Semiconductor physics

Goal: Semiconductors are fundamental materials for modern technologies. During the last century, the invention of the semiconductor devices enabled the first quantum revolution with the development of the microelectronics industry. Nowadays, researchers are pushing the semiconductor nanostructures to the quantum limit with the objective to produce a second revolution based on quantum information processing. This lecture describes the main electronic properties of the semiconductor materials and explains the working principle of basic electronic devices such as diodes and transistors.
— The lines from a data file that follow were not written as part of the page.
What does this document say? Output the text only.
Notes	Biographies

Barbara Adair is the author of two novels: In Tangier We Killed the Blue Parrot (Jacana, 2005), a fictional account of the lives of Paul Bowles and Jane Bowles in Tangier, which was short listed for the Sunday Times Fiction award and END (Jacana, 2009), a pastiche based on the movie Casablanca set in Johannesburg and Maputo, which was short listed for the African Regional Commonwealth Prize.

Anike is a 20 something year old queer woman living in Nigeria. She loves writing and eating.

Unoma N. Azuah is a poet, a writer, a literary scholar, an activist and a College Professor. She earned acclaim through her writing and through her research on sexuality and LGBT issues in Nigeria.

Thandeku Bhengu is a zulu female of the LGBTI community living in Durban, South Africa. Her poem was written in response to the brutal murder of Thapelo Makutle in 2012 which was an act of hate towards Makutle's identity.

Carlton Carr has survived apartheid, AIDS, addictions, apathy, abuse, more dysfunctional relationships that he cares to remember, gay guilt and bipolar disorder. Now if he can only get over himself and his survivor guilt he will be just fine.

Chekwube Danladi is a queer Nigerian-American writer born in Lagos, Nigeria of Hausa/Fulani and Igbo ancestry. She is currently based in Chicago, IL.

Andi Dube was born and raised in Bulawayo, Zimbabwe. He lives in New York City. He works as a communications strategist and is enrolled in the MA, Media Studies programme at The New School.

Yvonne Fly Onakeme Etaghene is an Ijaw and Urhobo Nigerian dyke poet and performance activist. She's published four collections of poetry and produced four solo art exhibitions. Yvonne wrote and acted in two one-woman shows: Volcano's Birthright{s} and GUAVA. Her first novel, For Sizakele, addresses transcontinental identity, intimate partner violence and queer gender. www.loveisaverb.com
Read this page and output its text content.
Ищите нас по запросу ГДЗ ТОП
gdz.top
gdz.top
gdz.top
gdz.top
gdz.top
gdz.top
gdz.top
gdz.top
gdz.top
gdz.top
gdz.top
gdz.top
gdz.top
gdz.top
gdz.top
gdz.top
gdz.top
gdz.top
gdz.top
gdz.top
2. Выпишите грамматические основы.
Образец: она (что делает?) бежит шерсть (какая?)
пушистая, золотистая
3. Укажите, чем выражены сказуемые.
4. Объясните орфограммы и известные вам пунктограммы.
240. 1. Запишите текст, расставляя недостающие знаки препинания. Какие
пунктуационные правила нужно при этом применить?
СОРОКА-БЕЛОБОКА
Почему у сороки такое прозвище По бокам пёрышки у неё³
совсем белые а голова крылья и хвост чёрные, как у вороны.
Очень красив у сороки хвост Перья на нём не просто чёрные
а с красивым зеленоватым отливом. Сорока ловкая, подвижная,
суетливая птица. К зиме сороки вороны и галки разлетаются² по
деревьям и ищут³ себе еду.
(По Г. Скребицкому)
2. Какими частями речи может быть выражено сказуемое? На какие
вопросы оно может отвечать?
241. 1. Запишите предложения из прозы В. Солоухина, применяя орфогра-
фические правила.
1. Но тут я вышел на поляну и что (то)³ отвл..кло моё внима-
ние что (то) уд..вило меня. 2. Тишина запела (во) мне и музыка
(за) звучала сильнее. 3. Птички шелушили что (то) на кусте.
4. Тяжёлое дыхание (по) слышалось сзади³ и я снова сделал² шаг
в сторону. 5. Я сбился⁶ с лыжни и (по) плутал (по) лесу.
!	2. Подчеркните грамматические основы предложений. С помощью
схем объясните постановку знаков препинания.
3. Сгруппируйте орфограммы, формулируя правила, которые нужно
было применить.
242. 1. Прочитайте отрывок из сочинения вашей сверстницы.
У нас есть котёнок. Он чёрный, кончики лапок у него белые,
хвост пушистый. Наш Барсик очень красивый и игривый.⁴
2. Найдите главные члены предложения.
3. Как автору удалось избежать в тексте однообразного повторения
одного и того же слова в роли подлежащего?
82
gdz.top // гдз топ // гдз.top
The objective is to give the students the ability to analyze various semiconductor configurations invloving doping, gating, illumination, voltage bias, and to calculate physical quantities such as carrier concentrations, electrostatic potentials, and electrical currents.

Content
  • electronic structure : crystal, energy bands, holes, effective mass, density of states.
  • free carrier population : thermal equilibrium, chemical doping, degenerate limit.
  • weak non-equilibrium transport : diffusion, conduction, Hall effect.
  • light-induced effects : generation, recombination, light emission, heat dissipation.
  • electrostatics : self-consistent equations, screening, depletion.
  • pn junctions : space charge region, carrier injection, diffusion currents, photodiode.
  • metal-semiconductor contacts : work function, Schottky barrier, ohmic contact.
  • metal-oxide-semiconductor devices : capacitors, field-effect transistors.
Labwork: microfabrication and electrical characterization of a semiconductor device in the cleanroom facility of the CIME-Nanotech.

Prerequisites: solid-state physics, statistical physics, quantum physics.